High-performing teams handle conflict skillfully and constructively. They challenge each other with care, speak the truth, and foster an environment of psychological safety. To break the pattern, leaders must model vulnerability and explicitly invite honest feedback. Encourage team members to share concerns early, and resist the urge to punish bad news.

2. They Prioritize Department Goals Over Enterprise Success

Leaders are typically rewarded for driving results within their own departments. Achieving quarterly targets or project milestones looks like success on the surface. But when every leader optimizes solely for their team, the organization becomes fragmented. Silos form, competition between departments intensifies, and resources are hoarded. No one is focused on what’s best for the whole enterprise.

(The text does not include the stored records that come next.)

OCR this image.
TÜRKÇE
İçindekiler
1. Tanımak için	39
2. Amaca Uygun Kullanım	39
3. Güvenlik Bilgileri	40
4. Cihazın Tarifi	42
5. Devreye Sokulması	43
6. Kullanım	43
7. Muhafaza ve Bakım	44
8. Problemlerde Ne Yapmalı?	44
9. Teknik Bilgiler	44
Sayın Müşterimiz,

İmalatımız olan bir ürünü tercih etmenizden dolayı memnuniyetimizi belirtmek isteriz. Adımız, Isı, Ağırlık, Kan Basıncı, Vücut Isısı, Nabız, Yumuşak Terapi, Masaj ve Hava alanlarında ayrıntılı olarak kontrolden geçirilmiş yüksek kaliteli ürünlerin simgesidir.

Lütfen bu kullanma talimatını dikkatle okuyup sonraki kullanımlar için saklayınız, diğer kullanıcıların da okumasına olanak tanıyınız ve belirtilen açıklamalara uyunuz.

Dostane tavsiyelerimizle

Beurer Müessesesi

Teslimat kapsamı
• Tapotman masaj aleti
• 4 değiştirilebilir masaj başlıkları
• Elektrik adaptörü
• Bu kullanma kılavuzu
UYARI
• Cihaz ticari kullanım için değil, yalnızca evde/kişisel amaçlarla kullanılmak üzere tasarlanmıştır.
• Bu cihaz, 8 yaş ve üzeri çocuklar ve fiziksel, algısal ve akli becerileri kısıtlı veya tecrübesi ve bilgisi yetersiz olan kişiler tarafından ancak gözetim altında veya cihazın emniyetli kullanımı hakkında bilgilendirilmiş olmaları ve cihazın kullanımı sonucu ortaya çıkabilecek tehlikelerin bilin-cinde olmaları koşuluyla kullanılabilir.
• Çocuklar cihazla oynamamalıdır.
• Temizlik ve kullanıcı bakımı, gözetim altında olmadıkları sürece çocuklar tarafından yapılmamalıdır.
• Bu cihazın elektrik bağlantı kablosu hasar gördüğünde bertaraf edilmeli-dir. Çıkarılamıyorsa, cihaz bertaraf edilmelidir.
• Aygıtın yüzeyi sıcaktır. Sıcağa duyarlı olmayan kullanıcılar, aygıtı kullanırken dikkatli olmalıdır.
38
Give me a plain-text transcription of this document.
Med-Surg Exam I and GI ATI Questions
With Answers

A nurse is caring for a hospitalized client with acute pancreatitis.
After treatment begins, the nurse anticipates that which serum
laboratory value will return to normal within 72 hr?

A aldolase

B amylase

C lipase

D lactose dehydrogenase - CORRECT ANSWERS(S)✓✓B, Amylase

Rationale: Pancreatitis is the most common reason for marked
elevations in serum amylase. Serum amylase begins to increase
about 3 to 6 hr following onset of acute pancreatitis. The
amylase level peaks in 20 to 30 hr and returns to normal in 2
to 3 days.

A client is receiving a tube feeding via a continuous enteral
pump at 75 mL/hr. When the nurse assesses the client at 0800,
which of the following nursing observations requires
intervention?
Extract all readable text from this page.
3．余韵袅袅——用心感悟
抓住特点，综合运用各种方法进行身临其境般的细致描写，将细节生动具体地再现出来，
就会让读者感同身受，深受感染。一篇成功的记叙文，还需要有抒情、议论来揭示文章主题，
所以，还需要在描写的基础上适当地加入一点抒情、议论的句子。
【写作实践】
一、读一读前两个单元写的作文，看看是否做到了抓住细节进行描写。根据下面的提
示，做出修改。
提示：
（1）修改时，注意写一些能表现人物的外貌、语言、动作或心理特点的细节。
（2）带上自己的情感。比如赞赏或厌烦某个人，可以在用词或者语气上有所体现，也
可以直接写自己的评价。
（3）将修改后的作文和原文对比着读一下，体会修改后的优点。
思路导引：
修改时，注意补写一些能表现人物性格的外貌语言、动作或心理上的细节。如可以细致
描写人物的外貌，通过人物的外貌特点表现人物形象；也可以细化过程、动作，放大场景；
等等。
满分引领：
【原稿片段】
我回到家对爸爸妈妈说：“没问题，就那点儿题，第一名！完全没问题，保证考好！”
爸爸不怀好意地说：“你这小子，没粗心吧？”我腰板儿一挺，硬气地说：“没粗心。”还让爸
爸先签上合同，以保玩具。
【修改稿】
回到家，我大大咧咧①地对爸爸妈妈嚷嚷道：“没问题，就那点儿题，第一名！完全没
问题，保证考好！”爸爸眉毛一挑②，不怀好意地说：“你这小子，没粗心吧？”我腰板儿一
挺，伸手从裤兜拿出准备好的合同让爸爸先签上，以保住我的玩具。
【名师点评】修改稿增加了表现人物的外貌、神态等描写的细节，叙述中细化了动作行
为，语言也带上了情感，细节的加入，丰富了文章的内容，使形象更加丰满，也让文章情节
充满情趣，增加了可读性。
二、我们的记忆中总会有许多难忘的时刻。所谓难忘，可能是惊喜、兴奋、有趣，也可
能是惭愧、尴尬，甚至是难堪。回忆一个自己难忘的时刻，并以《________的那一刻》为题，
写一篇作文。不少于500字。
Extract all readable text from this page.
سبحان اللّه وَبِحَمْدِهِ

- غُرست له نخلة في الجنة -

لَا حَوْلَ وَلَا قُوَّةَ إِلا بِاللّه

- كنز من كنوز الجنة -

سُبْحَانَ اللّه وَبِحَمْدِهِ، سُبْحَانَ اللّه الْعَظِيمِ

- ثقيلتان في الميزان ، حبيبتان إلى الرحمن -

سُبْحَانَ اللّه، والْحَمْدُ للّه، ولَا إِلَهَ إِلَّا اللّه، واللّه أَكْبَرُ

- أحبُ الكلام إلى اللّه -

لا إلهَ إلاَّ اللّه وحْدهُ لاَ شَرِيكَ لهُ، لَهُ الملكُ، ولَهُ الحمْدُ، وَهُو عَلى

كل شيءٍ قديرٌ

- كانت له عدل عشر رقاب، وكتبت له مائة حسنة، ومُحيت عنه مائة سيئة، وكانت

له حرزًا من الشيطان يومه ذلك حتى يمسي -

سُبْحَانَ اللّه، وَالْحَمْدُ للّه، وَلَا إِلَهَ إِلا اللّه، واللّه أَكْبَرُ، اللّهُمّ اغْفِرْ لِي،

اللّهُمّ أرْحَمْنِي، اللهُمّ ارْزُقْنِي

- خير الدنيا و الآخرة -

High-performing teams shift from a “my department” mindset to an “our organization” mindset. They define success collectively and collaborate to drive outcomes that move the entire business forward. To make this happen, establish cross-functional goals and tie incentives to enterprise-wide metrics. Regularly ask: “Does this decision benefit the entire company, or just my unit?”

3. They Operate with Unclear Goals and Roles

Teams cannot hit a target they cannot see. Lack of clarity is one of the fastest ways to erode trust, hinder momentum, and create unnecessary rework. When goals and roles are ambiguous, team members duplicate efforts, step on each other’s toes, and experience avoidable conflict. Over time, frustration builds, and people feel their time and energy are being wasted.

High-performing teams prioritize getting crystal clear on their priorities, roles, and processes. They invest time in defining who does what and how decisions are made. To improve clarity, hold a kickoff workshop where the team aligns on objectives, creates a RACI chart, and agrees on communication norms. Revisit these agreements regularly as projects evolve.

4. They Accumulate Decision Debt

Just as code debt slows down software development, decision debt paralyzes teams. When leaders defer tough decisions, avoid making calls, or leave issues unresolved, the backlog grows. Teams spin their wheels, revisit the same topics, and lose momentum. The cost of indecision can be higher than making a wrong call and correcting course. Over time, decision debt erodes trust and creates a culture of risk aversion.

High-performing teams avoid decision debt by establishing clear decision-making frameworks. They know which decisions require consensus, which can be made by an individual, and which need escalation. They set deadlines for decisions and stick to them. If a decision turns out wrong, they learn and move forward instead of re-litigating. Fast iteration beats perfect deliberation.

5. They Prioritize Harmony Over Honesty

This pattern overlaps with the first reason, but it’s worth highlighting separately. Some teams mistake “being nice” for being effective. They avoid confrontation at all costs, believing that smooth interactions equal a healthy team. In reality, this false harmony prevents the surfacing of real issues. Problems fester, resentments grow, and performance suffers.

High-performing teams recognize that trust is built not through avoiding conflict, but through navigating it constructively. They embrace productive debate and view disagreement as a path to better solutions. To foster honest communication, leaders must reward candor and create mechanisms for anonymous feedback. Teach the team to disagree without being disagreeable.

Conclusion

Teams fail not because of lack of talent or effort, but because of collective dysfunctions that go unaddressed. By recognizing these five patterns—unspoken truths, siloed thinking, unclear goals, decision debt, and false harmony—leaders can take targeted action to build a more cohesive, high-performing team. The key is to shift from individual excellence to team excellence. Start by having one honest conversation about where your team stands today, and commit to making small changes that compound over time.